United States - Scott #1370 (1969) first day cover, plate block of 4, CoverCraft cachet
United States – Scott #1370 (1969) first day cover, plate block of 4, CoverCraft cachet

The character Granny on the popular 1960s rural comedy television series The Beverly Hillbillies was named Daisy Moses as an homage to Grandma Moses, who died shortly before the series began.

Norman Rockwell and Grandma Moses were friends who lived over the Vermont-New York state border from each other. Moses lived in Eagle Bridge, New York, and after 1938 the Rockwells had a house in nearby Arlington, Vermont.

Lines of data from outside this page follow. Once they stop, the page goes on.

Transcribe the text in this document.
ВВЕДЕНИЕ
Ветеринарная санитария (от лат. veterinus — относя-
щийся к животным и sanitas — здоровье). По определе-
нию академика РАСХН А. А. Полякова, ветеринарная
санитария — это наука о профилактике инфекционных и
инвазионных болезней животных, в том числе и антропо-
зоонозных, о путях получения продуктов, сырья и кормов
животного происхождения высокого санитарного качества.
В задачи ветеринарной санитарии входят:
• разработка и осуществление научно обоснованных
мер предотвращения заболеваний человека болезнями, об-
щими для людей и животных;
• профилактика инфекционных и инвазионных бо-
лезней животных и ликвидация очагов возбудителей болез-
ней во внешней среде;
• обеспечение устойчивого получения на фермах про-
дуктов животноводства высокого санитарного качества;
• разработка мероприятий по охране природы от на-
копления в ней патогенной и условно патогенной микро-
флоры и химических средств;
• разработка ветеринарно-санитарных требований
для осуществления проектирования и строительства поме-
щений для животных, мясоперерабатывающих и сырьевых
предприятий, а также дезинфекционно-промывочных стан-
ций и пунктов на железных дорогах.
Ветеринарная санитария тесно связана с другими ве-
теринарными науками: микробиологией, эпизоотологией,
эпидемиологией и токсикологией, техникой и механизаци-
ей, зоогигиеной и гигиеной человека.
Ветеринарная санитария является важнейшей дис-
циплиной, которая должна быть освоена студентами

Grandma Moses appears on the far left edge in the Norman Rockwell painting Christmas Homecoming, which was printed on The Saturday Evening Post‘s December 25, 1948, cover.

Scott #1370 was released by the United States Post Office Department on May 1, 1969, to coincide with Senior Citizen’s Month. Its design portrays her painting Fourth of July, which the White House owns. It was completed in 1951, when Grandma Moses was 91 years old. The stamp was lithographed and engraved by the Bureau of Engraving and Printing in a quantity numbering 139,475,000 and perforated 11.